Qual è la risorsa e la risposta del credente di fronte alla chiusura ostinata al riconoscimento di Gesù e di Dio o all’indifferenza? Sta in questo: nel non rinunciare mai a dire la verità e a testimoniarla, attendendo i tempi di Dio, anche se, al momento, l’unico destino possibile sembra la croce.

Quale traduzione potremmo fare di tale messaggio per noi oggi?

In primo luogo, va ricordato che il cuore del Vangelo non è una morale o una dottrina, e nemmeno un sistema sociale, una cristianità, ma è l’incontro e il riconoscimento di Dio in Gesù nelle condizioni storicamente date. È questo che va cercato e favorito al di sopra di tutto, anche per me, anche per noi. Questo vuol dire mettere in conto anche il suo rifiuto attorno a noi. Non resta che perseverare nella fede, certi che il Dio di Gesù è fedele.

In questa perseveranza bisogna usare discernimento. Avverto perciò due compiti. Lavorare per tutelare e far passare la visione della persona e della comunità umana che scaturisce dalla nostra fede e che corrisponde perfettamente al senso dell’umano comune, quello che davvero promette a ciascuno di raggiungere sé stesso, di attuare la propria umanità.

Questa sarà una fatica non sappiamo se inutile o feconda. Forse sarà solo una testimonianza; possibile anche che porti frutti inattesi. Ma dobbiamo sapere che questo sforzo sostiene la fede indebolita e la condizione umana di molti.

Guardiamoci però dall’atteggiamento di chi si illude di fermare una frana inarrestabile; ciò che serve è uno sguardo realistico e fiducioso allo stesso tempo, che proporziona l’impegno al risultato possibile, sapendo che, alla fine, il nostro sforzo non sarà infecondo.

Il secondo compito che vedo mi viene suggerito dalla raccomandazione che il profeta Geremia fa agli esiliati: lavorate, mettete su famiglia, fate figli, fate prosperare il paese in cui vi trovate. Oggi in qualche modo sentiamo che comincia un tempo di esilio; sentiamo che lavorare a favore dell’Europa, anche di un’Europa sempre meno cristiana, è, alla fin fine, lavorare per la causa dell’uomo in questo continente e nell’umanità intera. L’Europa – e un’Europa unita – ha qualcosa di importante da dare e noi dobbiamo essere i primi a favorirne l’opera e la fecondità.

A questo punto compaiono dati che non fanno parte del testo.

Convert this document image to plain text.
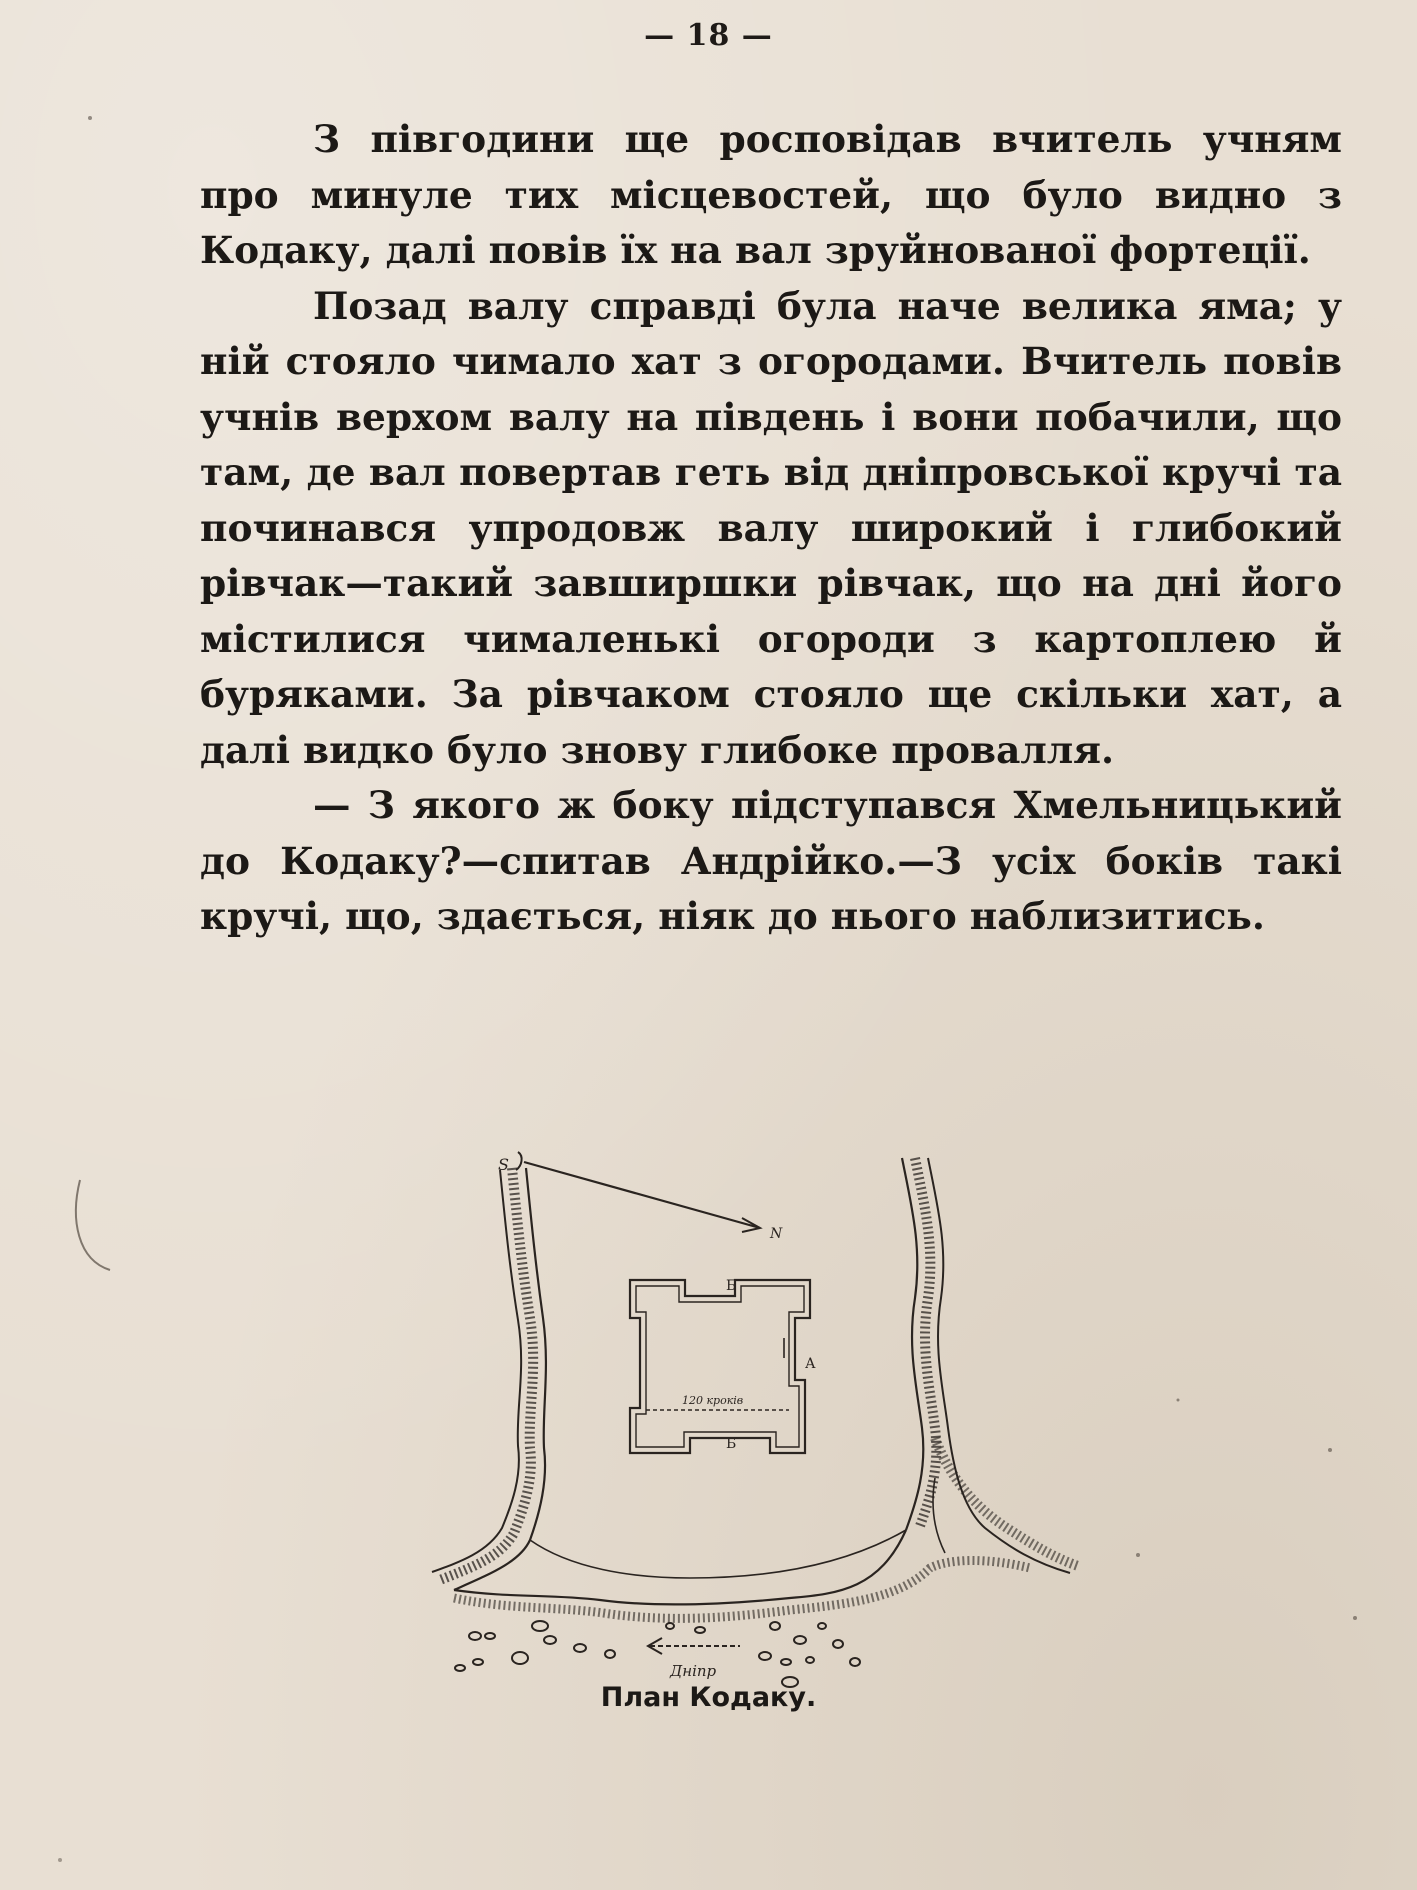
— 18 —

З півгодини ще росповідав вчитель учням про минуле тих місцевостей, що було видно з Кодаку, далі повів їх на вал зруйнованої фортеції.

Позад валу справді була наче велика яма; у ній стояло чимало хат з огородами. Вчитель повів учнів верхом валу на південь і вони побачили, що там, де вал повертав геть від дніпровської кручі та починався упродовж валу широкий і глибокий рівчак—такий завширшки рівчак, що на дні його містилися чималенькі огороди з картоплею й буряками. За рівчаком стояло ще скільки хат, а далі видко було знову глибоке провалля.

— З якого ж боку підступався Хмельницький до Кодаку?—спитав Андрійко.—З усіх боків такі кручі, що, здається, ніяк до нього наблизитись.

S
N
Б
А
Б
120 кроків
Дніпр
План Кодаку.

Tutto questo però richiede una cosa: coltivare la conoscenza e quindi l’incontro vivo e costante con Dio grazie a Gesù e con Gesù in Dio e come Dio. È questo ciò che tutti dobbiamo innanzitutto curare. Noi vescovi, perché questo è il cuore del nostro ministero. E anche voi, cari collaboratori della segreteria. Il nostro lavoro nasce da un’ispirazione di fede e dal vigore dell’esperienza cristiana. È ciò che dobbiamo innanzitutto coltivare nel segreto del nostro cuore e nel cuore della comunità cristiana, come in questa eucaristia, alla quale affidiamo ogni nostra invocazione e tutta la nostra vita.